The glass noodles refer to mung bean flour vermicelli and can be found in any good Asian grocery, dried and bundled up for sale. Once soaked and reconstituted they sit tantalizingly in the broth, like shimmering pale tresses. If you can't find them just substitute dried rice noodles or any thin Asian noodle variety.

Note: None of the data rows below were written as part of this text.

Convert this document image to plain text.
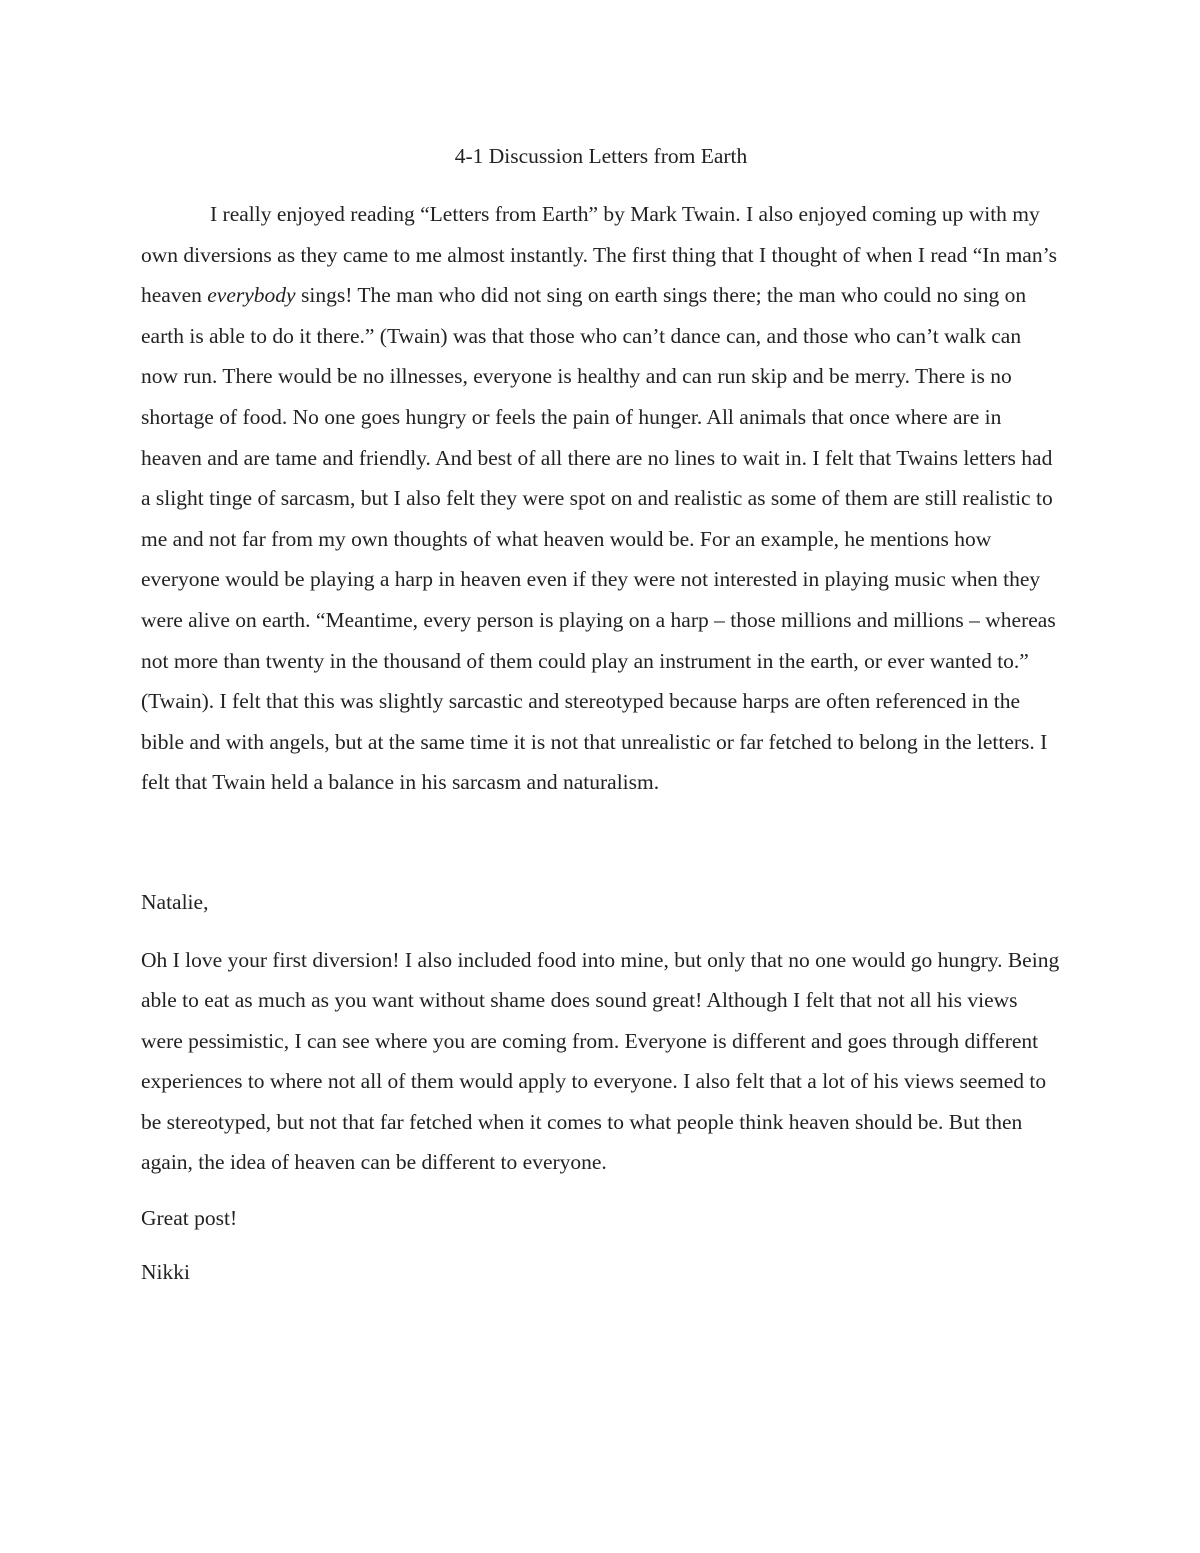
4-1 Discussion Letters from Earth

I really enjoyed reading “Letters from Earth” by Mark Twain. I also enjoyed coming up with my own diversions as they came to me almost instantly. The first thing that I thought of when I read “In man’s heaven everybody sings! The man who did not sing on earth sings there; the man who could no sing on earth is able to do it there.” (Twain) was that those who can’t dance can, and those who can’t walk can now run. There would be no illnesses, everyone is healthy and can run skip and be merry. There is no shortage of food. No one goes hungry or feels the pain of hunger. All animals that once where are in heaven and are tame and friendly. And best of all there are no lines to wait in. I felt that Twains letters had a slight tinge of sarcasm, but I also felt they were spot on and realistic as some of them are still realistic to me and not far from my own thoughts of what heaven would be. For an example, he mentions how everyone would be playing a harp in heaven even if they were not interested in playing music when they were alive on earth. “Meantime, every person is playing on a harp – those millions and millions – whereas not more than twenty in the thousand of them could play an instrument in the earth, or ever wanted to.” (Twain). I felt that this was slightly sarcastic and stereotyped because harps are often referenced in the bible and with angels, but at the same time it is not that unrealistic or far fetched to belong in the letters. I felt that Twain held a balance in his sarcasm and naturalism.

Natalie,

Oh I love your first diversion! I also included food into mine, but only that no one would go hungry. Being able to eat as much as you want without shame does sound great! Although I felt that not all his views were pessimistic, I can see where you are coming from. Everyone is different and goes through different experiences to where not all of them would apply to everyone. I also felt that a lot of his views seemed to be stereotyped, but not that far fetched when it comes to what people think heaven should be. But then again, the idea of heaven can be different to everyone.

Great post!

Nikki
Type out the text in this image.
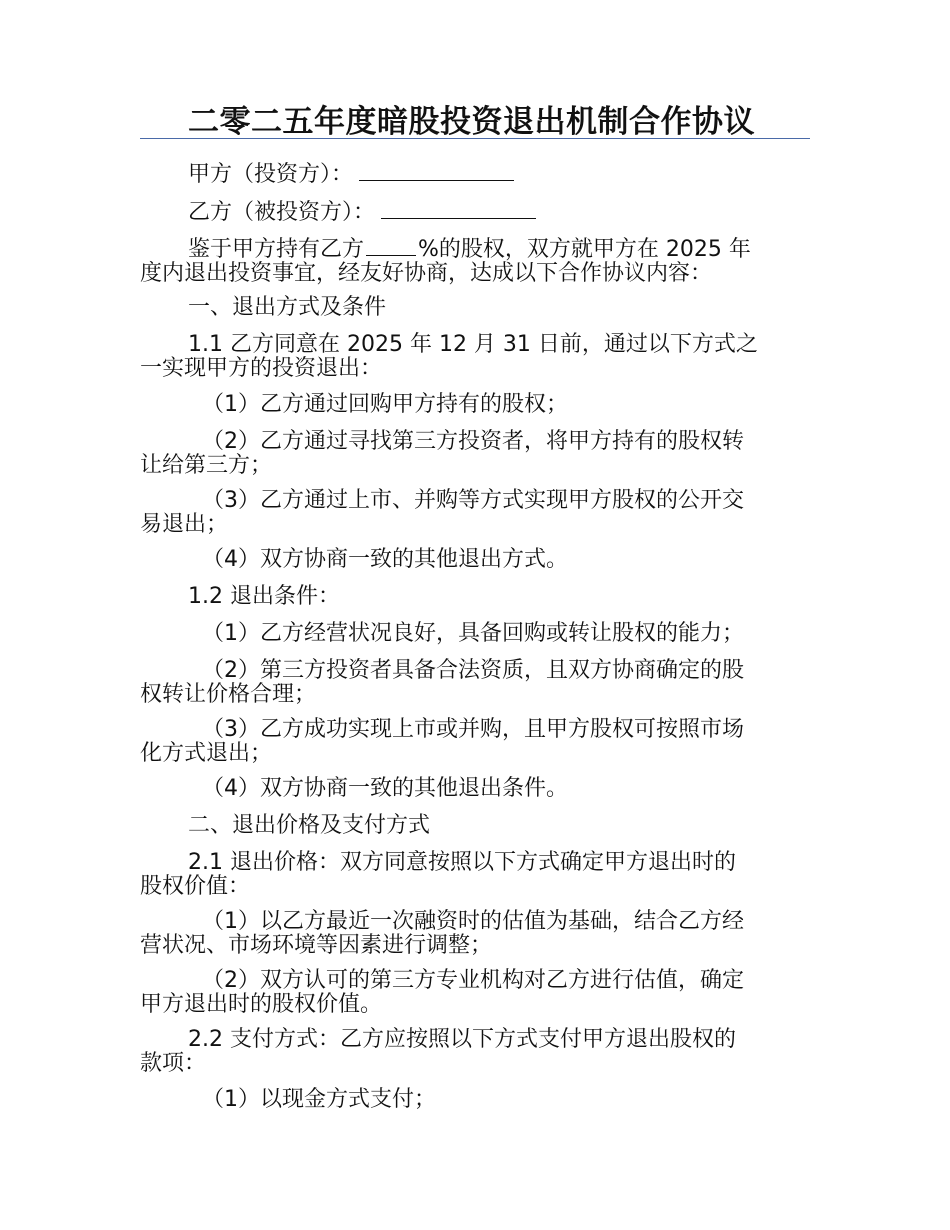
二零二五年度暗股投资退出机制合作协议
甲方（投资方）：
乙方（被投资方）：
鉴于甲方持有乙方 %的股权，双方就甲方在 2025 年
度内退出投资事宜，经友好协商，达成以下合作协议内容：
一、退出方式及条件
1.1 乙方同意在 2025 年 12 月 31 日前，通过以下方式之
一实现甲方的投资退出：
（1）乙方通过回购甲方持有的股权；
（2）乙方通过寻找第三方投资者，将甲方持有的股权转
让给第三方；
（3）乙方通过上市、并购等方式实现甲方股权的公开交
易退出；
（4）双方协商一致的其他退出方式。
1.2 退出条件：
（1）乙方经营状况良好，具备回购或转让股权的能力；
（2）第三方投资者具备合法资质，且双方协商确定的股
权转让价格合理；
（3）乙方成功实现上市或并购，且甲方股权可按照市场
化方式退出；
（4）双方协商一致的其他退出条件。
二、退出价格及支付方式
2.1 退出价格：双方同意按照以下方式确定甲方退出时的
股权价值：
（1）以乙方最近一次融资时的估值为基础，结合乙方经
营状况、市场环境等因素进行调整；
（2）双方认可的第三方专业机构对乙方进行估值，确定
甲方退出时的股权价值。
2.2 支付方式：乙方应按照以下方式支付甲方退出股权的
款项：
（1）以现金方式支付；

This recipe may seem complex, but as all the preparation has been done in advance it only takes a snap to put them together, like most restaurant dishes. The gau gees can even be frozen for up to a few weeks, making the preparation even simpler, just make sure the prawns were fresh before you freeze them as twice frozen shellfish is seldom a wise idea.

Ingredients

  • 2 litres (3 1/2 pints) lemongrass broth
  • 500 gm (1 lb) green (uncooked) large prawns (shrimp), preferably fresh
  • 1 packet of gau gee wrappers, (or wonton wrappers)
  • 2 shallots, peeled and chopped
  • Roots from 1 bunch coriander, washed and chopped
  • 2 egg whites
  • 2 Tbs cornflour (cornstarch)
  • 1 Tbs fish sauce
  • 1 tsp caster sugar
  • 100 gm dried mung bean vermicelli noodles
  • 1 bunch Chinese cabbage, such as bok choy, washed and finely sliced
  • 1 Tbs sesame oil
  • Method

    First make the broth, a recipe for which can be found here. Peel the prawns and remove the vein that runs along the back. Add to a food processor with the coriander roots and shallots and puree well. Add the egg whites, cornflour, fish sauce and sugar and blend well.

    Place a few gau gee wrappers on a clean workbench. Spoon out one teaspoon onto each wrapper and moisten the edges with a little water. Fold over to make half moon shapes and press the edges well to form a seal. Continue until all your mixture is used up, you should end up with around 20 gau gees. Wrap tightly and place in the refrigerator (if you are using them the same day) or freeze until required.

    Soak the noodles in hot water for 15 minutes. Bring the lemongrass broth to the simmer. In another pot, bring some water to the boil. Add the gau gees and cook for 5 minutes, add the Chinese cabbage for the last 30 second.

    Warm up 6 bowls. Add a handful of noodles to each. Scoop out the gau gees and Chinese cabbage, drain well and divide between the 6 bowls. Ladle over the hot broth and drizzle over a little sesame oil. Maybe scatter with a few coriander leaves.